What do the different classes look like in your country? Do the higher social classes look down on those beneath them? Is there a general sense of class consciousness, and class conflicts?
Climate of each country, territory, or state
Typical jobs of every country, territory, or state
What kind of transportation is available?
What does the military look like? Is there one? Do any militias operate in the rural areas?
Does your world have any myths or legends? What were they influenced by, and how do they influence the culture? Are there any superstitions around these myths?
Typical foods, what do most people eat? Is the food bland, or flavorful? How does access to food differ for different people, and does the type of food eaten change with social status?
Type of laws, do the people have any protected rights? What might get someone thrown in a cell for a night? Do your countries have an organized prison system, or do they operate by throwing everyone in the castle’s dungeons?
What kind of economy do the different countries have? Is it regulated by the government? What’s the major currency?
What’s the social life like? Are there certain customs to follow? What’s considered polite or impolite?
How are foreigners seen?

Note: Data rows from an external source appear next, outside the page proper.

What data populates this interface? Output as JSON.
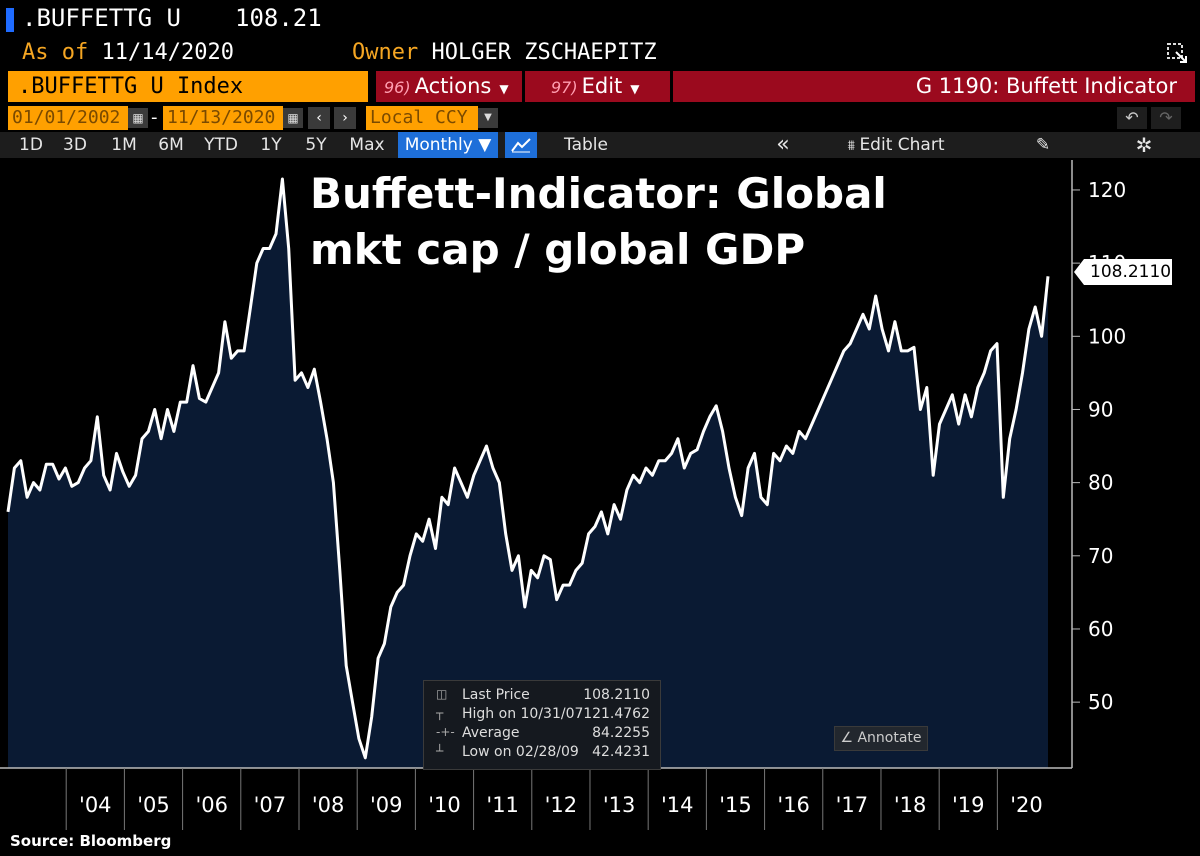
{
  "header": {
    "ticker": ".BUFFETTG U",
    "price": "108.21",
    "asof_label": "As of",
    "asof_date": "11/14/2020",
    "owner_label": "Owner",
    "owner_name": "HOLGER ZSCHAEPITZ"
  },
  "bar": {
    "index_label": ".BUFFETTG U Index",
    "actions_num": "96)",
    "actions_label": "Actions",
    "edit_num": "97)",
    "edit_label": "Edit",
    "graph_title": "G 1190: Buffett Indicator"
  },
  "dates": {
    "start": "01/01/2002",
    "end": "11/13/2020",
    "separator": "-",
    "currency": "Local CCY"
  },
  "toolbar": {
    "ranges": [
      "1D",
      "3D",
      "1M",
      "6M",
      "YTD",
      "1Y",
      "5Y",
      "Max"
    ],
    "frequency": "Monthly ▼",
    "table": "Table",
    "collapse": "«",
    "edit_chart": "Edit Chart"
  },
  "legend": {
    "last_label": "Last Price",
    "last_value": "108.2110",
    "high_label": "High on 10/31/07",
    "high_value": "121.4762",
    "avg_label": "Average",
    "avg_value": "84.2255",
    "low_label": "Low on 02/28/09",
    "low_value": "42.4231"
  },
  "annotate": "Annotate",
  "source": "Source: Bloomberg",
  "chart_data": {
    "type": "area",
    "title": "Buffett-Indicator: Global mkt cap / global GDP",
    "last_value_label": "108.2110",
    "ylim": [
      41,
      123
    ],
    "yticks": [
      50,
      60,
      70,
      80,
      90,
      100,
      110,
      120
    ],
    "xticks": [
      "'04",
      "'05",
      "'06",
      "'07",
      "'08",
      "'09",
      "'10",
      "'11",
      "'12",
      "'13",
      "'14",
      "'15",
      "'16",
      "'17",
      "'18",
      "'19",
      "'20"
    ],
    "x_start_year": 2003,
    "x_end_year": 2020.87,
    "line_color": "#ffffff",
    "fill_color": "#0a1a33",
    "series": [
      {
        "values": [
          76,
          82,
          83,
          78,
          80,
          79,
          82.5,
          82.5,
          80.5,
          82,
          79.5,
          80,
          82,
          83,
          89,
          81,
          79,
          84,
          81.5,
          79.5,
          81,
          86,
          87,
          90,
          86,
          90,
          87,
          91,
          91,
          96,
          91.5,
          91,
          93,
          95,
          102,
          97,
          98,
          98,
          104,
          110,
          112,
          112,
          114,
          121.5,
          112,
          94,
          95,
          93,
          95.5,
          91,
          86,
          80,
          68,
          55,
          50,
          45,
          42.4,
          48,
          56,
          58,
          63,
          65,
          66,
          70,
          73,
          72,
          75,
          71,
          78,
          77,
          82,
          80,
          78,
          81,
          83,
          85,
          82,
          80,
          73,
          68,
          70,
          63,
          68,
          67,
          70,
          69.5,
          64,
          66,
          66,
          68,
          69,
          73,
          74,
          76,
          73,
          77,
          75,
          79,
          81,
          80,
          82,
          81,
          83,
          83,
          84,
          86,
          82,
          84,
          84.5,
          87,
          89,
          90.5,
          87,
          82,
          78,
          75.5,
          82,
          84,
          78,
          77,
          84,
          83,
          85,
          84,
          87,
          86,
          88,
          90,
          92,
          94,
          96,
          98,
          99,
          101,
          103,
          101,
          105.5,
          101,
          98,
          102,
          98,
          98,
          98.5,
          90,
          93,
          81,
          88,
          90,
          92,
          88,
          92,
          89,
          93,
          95,
          98,
          99,
          78,
          86,
          90,
          95,
          101,
          104,
          100,
          108.2
        ]
      }
    ]
  }
}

Is there any hostility towards them, or are the citizens of your countries more accepting of other cultures?
What are the relationships like between countries?
What weapons are used in war?
What’s the general attitude towards war and other conflicts? Do any of your countries use a pacifist approach? Do any countries protect their neighbors from a common enemy?
Sanitary system, do they have sewage? Think about how disease was common in cities before proper sewage was invented.
Educational System for the poor, is there any sort of public education? Is there any sort of access to higher education, if it exists in your countries?
Educational system for the rich, do nobles typically hire tutors or is there a system of private schooling?
How is education viewed? Is it valued?
How do the people communicate, between cities or even countries? Is there any form of published communication, or is everything passed through spoken word?
Morality, what is considered moral or immoral?
What are the beauty standards of your country? How are different physical appearances viewed?
What’s the clothing like? What does the average peasant wear, what does the average noble wear?
What language is spoken? Do different countries speak different languages? Is there a common tongue?
Are good hygiene practices common? How often does the average person bathe?
Is marriage viewed as a religious or legal institution? What’s the general attitude towards marriage? Is it common? What does the courting process look like?
Are water and other resources readily available? Do they have to be outsourced to other countries?
Science, is it accepted? Do people actively research new things in your countries?
Going back to the prison question, what is the legal system like? Do people get trials? What sort of crimes result in different penalties? Who makes the final decision of punishment, a judge? The lord ruling over the territory the crime took place?
How is death treated? Are funerals held? Do they bury their dead, or use funeral pyres? Are funerals viewed as a celebration of the person’s life, or a time to mourn?
What kind of diseases are common? What do the symptoms look like?
What are your countries’ attitudes towards alcohol and other substances? Is drinking a common practice, or widely frowned upon?
When looking at these different aspects of your world, it’s also important to remember that the histories of our world don’t have to dictate what happens in yours. For example, public education wasn’t really common in the United States until the 1800s. On the other end of that, one of the earliest formal schools was founded in Egypt in 2061-2010 BC and many Middle Eastern cultures have pushed for education since then as the ability to read religious scripture was important.
That said, using the characteristics of different countries can be useful in guiding your own and the histories of said countries can guide you even further. Your world can resemble ours, or be totally different and backwards. At the end of the day, have fun!